Beyond this the major weakness in the paper is the data availability. As the study was constructed it will only be able to measure mortality risk as it relates to cancer and heart disease. If, as I expect, they produce a third paper linking heart disease to sleep apnea then the results will only say that those with sleep apnea have a higher mortality risk. To demonstrate that there is a specific risk for cancer they need to go beyond the available data in the Wisconsin Sleep Study.
Last week the second annual Data Science Summit was held in Las Vegas. I was not there and having read some of the review I wish I had been able to attend. But here I want to bring to the foreground the brief blog post on the summit by David Smith at inside-r.org. He not the maturity evident in the material at the summit and in the process identifies some often neglected issues when doing any kind of data analysis.

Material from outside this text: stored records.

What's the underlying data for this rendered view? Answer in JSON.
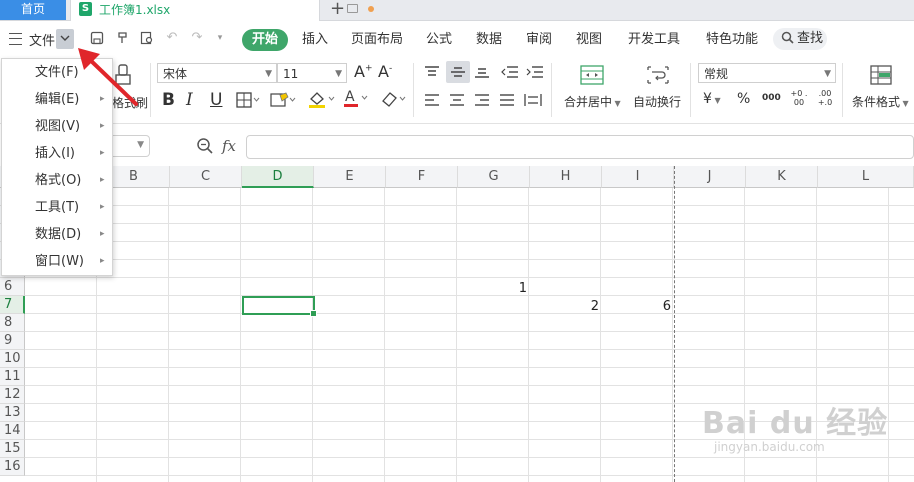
{
  "tabbar": {
    "home_tab": "首页",
    "file_tab": "工作簿1.xlsx",
    "new_tab": "+"
  },
  "menubar": {
    "file_menu": "文件",
    "ribbon_tabs": [
      "开始",
      "插入",
      "页面布局",
      "公式",
      "数据",
      "审阅",
      "视图",
      "开发工具",
      "特色功能"
    ],
    "search_label": "查找"
  },
  "ribbon": {
    "font_name": "宋体",
    "font_size": "11",
    "format_painter_label": "格式刷",
    "merge_label": "合并居中",
    "wrap_label": "自动换行",
    "number_format": "常规",
    "conditional_format_label": "条件格式",
    "bold": "B",
    "italic": "I",
    "underline": "U",
    "currency": "¥",
    "percent": "%",
    "thousands": "000",
    "inc_decimal": "+0 .00",
    "dec_decimal": ".00 +.0"
  },
  "formula_bar": {
    "fx_label": "fx",
    "value": ""
  },
  "dropdown_menu": {
    "items": [
      {
        "label": "文件(F)",
        "has_submenu": false
      },
      {
        "label": "编辑(E)",
        "has_submenu": true
      },
      {
        "label": "视图(V)",
        "has_submenu": true
      },
      {
        "label": "插入(I)",
        "has_submenu": true
      },
      {
        "label": "格式(O)",
        "has_submenu": true
      },
      {
        "label": "工具(T)",
        "has_submenu": true
      },
      {
        "label": "数据(D)",
        "has_submenu": true
      },
      {
        "label": "窗口(W)",
        "has_submenu": true
      }
    ]
  },
  "sheet": {
    "columns": [
      "B",
      "C",
      "D",
      "E",
      "F",
      "G",
      "H",
      "I",
      "J",
      "K",
      "L"
    ],
    "active_column": "D",
    "rows": [
      "6",
      "7",
      "8",
      "9",
      "10",
      "11",
      "12",
      "13",
      "14",
      "15",
      "16"
    ],
    "active_row": "7",
    "selected_cell": "D7",
    "cells": [
      {
        "ref": "G6",
        "value": "1"
      },
      {
        "ref": "H7",
        "value": "2"
      },
      {
        "ref": "I7",
        "value": "6"
      }
    ]
  },
  "watermark": {
    "brand": "Bai du 经验",
    "url": "jingyan.baidu.com"
  },
  "colors": {
    "accent_green": "#3fa66a",
    "selection_green": "#2f9e55",
    "home_tab_blue": "#3a8ee6",
    "arrow_red": "#e0262b"
  }
}
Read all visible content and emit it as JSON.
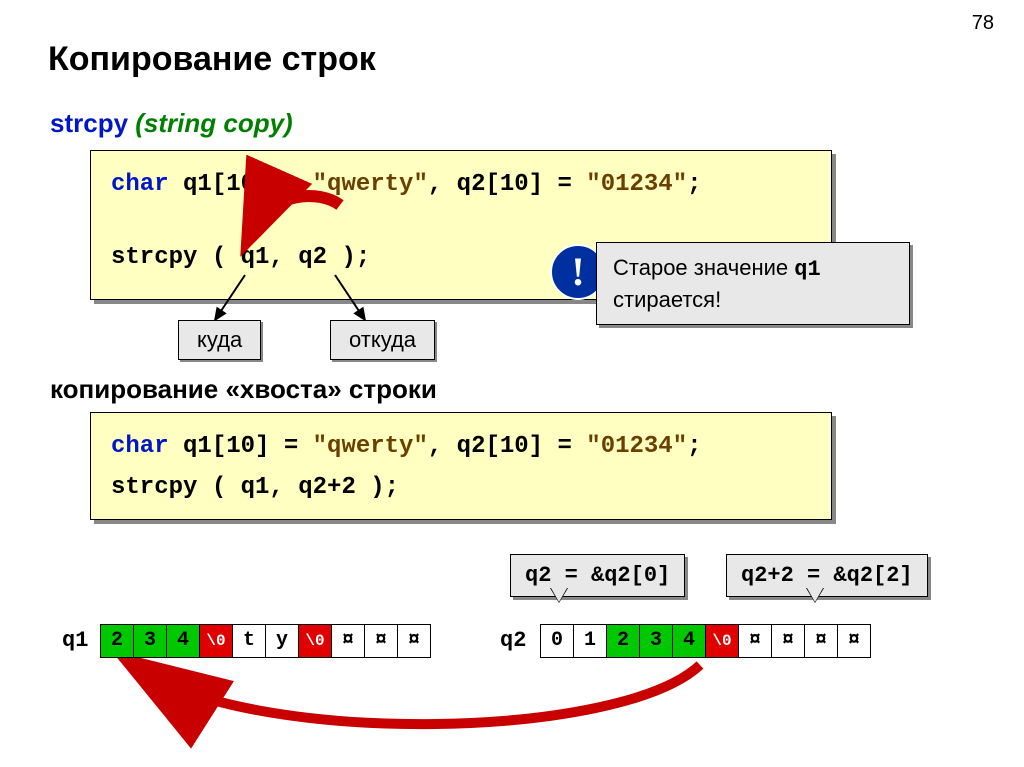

David mentions the talk by Nate Silver on dealing with uncertainty. All to often uncertainty is forgotten in data analysis. It is ‘give me the number” and then the user regards that number at accurate no matter how it is obtained. When measures of uncertainty are available anything outside of the standard statistical confidence interval is looked at at being truly different when in fact it may well be nothing more than a statistical outlier.
Then David points to the talk by Michael Brown where he raised issues of recall bias in data collection. This is part of a much bigger problem that the statistical community refers to as non-sampling error. Not only must the data scientist ask about the accuracy of the data in terms of variance, but they also much ask is the data itself any good – what other sources of error are also present and is the data fit for the use in the planned analysis.
Michael Chui dealt with issues of statistical literacy. I am not sure where I stand on the issue of teaching calculus vs teaching statistics. But it is very clear from what is seen in the media and in much of the professional literature that there is a dearth of statistical literacy in this country.
David’s choice of which talks and issue to highlight in his blog is very insightful. The discussion of such issues the summit show that it has indeed reach maturity.